I remembered Jonas Slonaker from the movie talking about how much he loved Wyoming but also the fear that he felt as a gay man after Shepard's murder. Slonaker, played by Will Austin, now has a partner and a job at the university where he's out and accepted. But he's cautious and knows that if he worked somewhere else, it would be different. Every gay person, he says, has to find that safe pocket.
That's not to say there hasn't been progress.
Cathy Connolly, a university professor, was elected in 2008 to the state House of Representatives, becoming Wyoming's first openly gay legislator. In the play's most moving section, Connolly, played by Lauren Lubow, talks about the successful fight to defeat a proposed amendment to the state's constitution defining marriage as a relationship between a man and a woman.
Unexpected support comes from a conservative Republican colleague, Rep. Pat Childers, (played by Tommy Dickie) who discloses during the debate that one of his daughters is a lesbian. "Folks, till my dying breath there isn't anybody in this country who could say that she is a terrible person, or someone that needs to have their rights restricted."
Members of Tectonic also conducted interviews with Shepard's killers, Aaron McKinney, played by Charlie Thurston, and Russell Henderson, played by Tyler Weeks.
McKinney especially is chilling for the casual way in which he speaks about the murder, not really showing any remorse, saying that he doesn't remember much about it. He tells the interviewer that he's been reading up on Nazi Germany and he's very proud of his tattoos, including the swastika, which he reckons might prevent him from visiting Germany if he should ever get out of prison.
We also hear from Judy Shepard, Matthew's mother, (played by Mary C. Davis) who has become a tireless advocate for expanding hate-crimes legislation to include people targeted because of their sexual orientation. The measure, as the play notes, still has not become law. (Although it passed the House last week.)
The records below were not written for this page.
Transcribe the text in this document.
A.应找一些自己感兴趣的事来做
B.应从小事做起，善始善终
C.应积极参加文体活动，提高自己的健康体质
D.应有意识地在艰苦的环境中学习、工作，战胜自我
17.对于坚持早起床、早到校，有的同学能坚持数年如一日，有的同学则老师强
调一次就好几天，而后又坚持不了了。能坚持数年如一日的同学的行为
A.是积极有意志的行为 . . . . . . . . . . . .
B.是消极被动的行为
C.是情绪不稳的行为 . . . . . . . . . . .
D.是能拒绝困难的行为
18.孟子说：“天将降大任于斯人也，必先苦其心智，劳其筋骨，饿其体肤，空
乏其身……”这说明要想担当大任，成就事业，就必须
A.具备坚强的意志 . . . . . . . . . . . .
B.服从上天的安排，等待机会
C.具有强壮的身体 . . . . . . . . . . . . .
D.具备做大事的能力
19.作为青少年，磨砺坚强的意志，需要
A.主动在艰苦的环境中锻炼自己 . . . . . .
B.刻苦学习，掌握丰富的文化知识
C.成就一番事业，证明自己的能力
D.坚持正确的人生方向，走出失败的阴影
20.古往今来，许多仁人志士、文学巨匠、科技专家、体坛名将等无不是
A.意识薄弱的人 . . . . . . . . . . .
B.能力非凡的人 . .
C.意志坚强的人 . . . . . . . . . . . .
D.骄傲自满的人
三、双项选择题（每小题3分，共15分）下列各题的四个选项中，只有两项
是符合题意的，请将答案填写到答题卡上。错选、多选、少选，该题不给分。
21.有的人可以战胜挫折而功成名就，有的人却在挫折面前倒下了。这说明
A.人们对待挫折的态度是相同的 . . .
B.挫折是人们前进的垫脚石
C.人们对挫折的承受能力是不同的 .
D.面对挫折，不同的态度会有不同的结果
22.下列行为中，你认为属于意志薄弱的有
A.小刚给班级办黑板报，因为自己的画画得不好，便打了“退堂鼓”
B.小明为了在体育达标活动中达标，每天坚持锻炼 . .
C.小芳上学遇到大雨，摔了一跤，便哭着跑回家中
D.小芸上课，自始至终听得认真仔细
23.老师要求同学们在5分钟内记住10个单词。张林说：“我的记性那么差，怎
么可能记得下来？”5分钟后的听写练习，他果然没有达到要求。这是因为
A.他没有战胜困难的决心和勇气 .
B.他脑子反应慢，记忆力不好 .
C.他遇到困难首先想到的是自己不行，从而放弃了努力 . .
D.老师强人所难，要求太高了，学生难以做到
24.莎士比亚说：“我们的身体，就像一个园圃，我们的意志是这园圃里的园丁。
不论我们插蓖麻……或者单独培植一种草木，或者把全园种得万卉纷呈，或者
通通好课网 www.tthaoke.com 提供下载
Shepard says that people ask her why she simply doesn't let her son go, which strikes me as offensive. She responds that it's her way of keeping Matthew alive. Since there are still hate crimes, still people being victimized because of their sexual orientation, of course we need her advocacy. It's a reminder of the terrible human toll of homophobia, of all forms of bigotry.
Kudos to Trinity Rep and the Brown MFA program for presenting this work. Here are the students who participated: Will Austin, Phillipe Bowgen, Tommy Dickie, Brough Hanson, Kevaughn Harvey, Lovell Holder, Darien Johnson, Ricky Oliver, Charlie Thurston, Tyler Weeks, Ruth Coughlin, Mary C. Davis, Mia Ellis, Caroline Kaplan, Alexandra Lawrence and Lauren Lubow. The performance was directed by Shana Gozansky and the stage manager was Tammy Kinney.
The students did a great job in making this work so compelling and I'm looking forward to seeing them onstage in Trinity Rep productions over the next several years.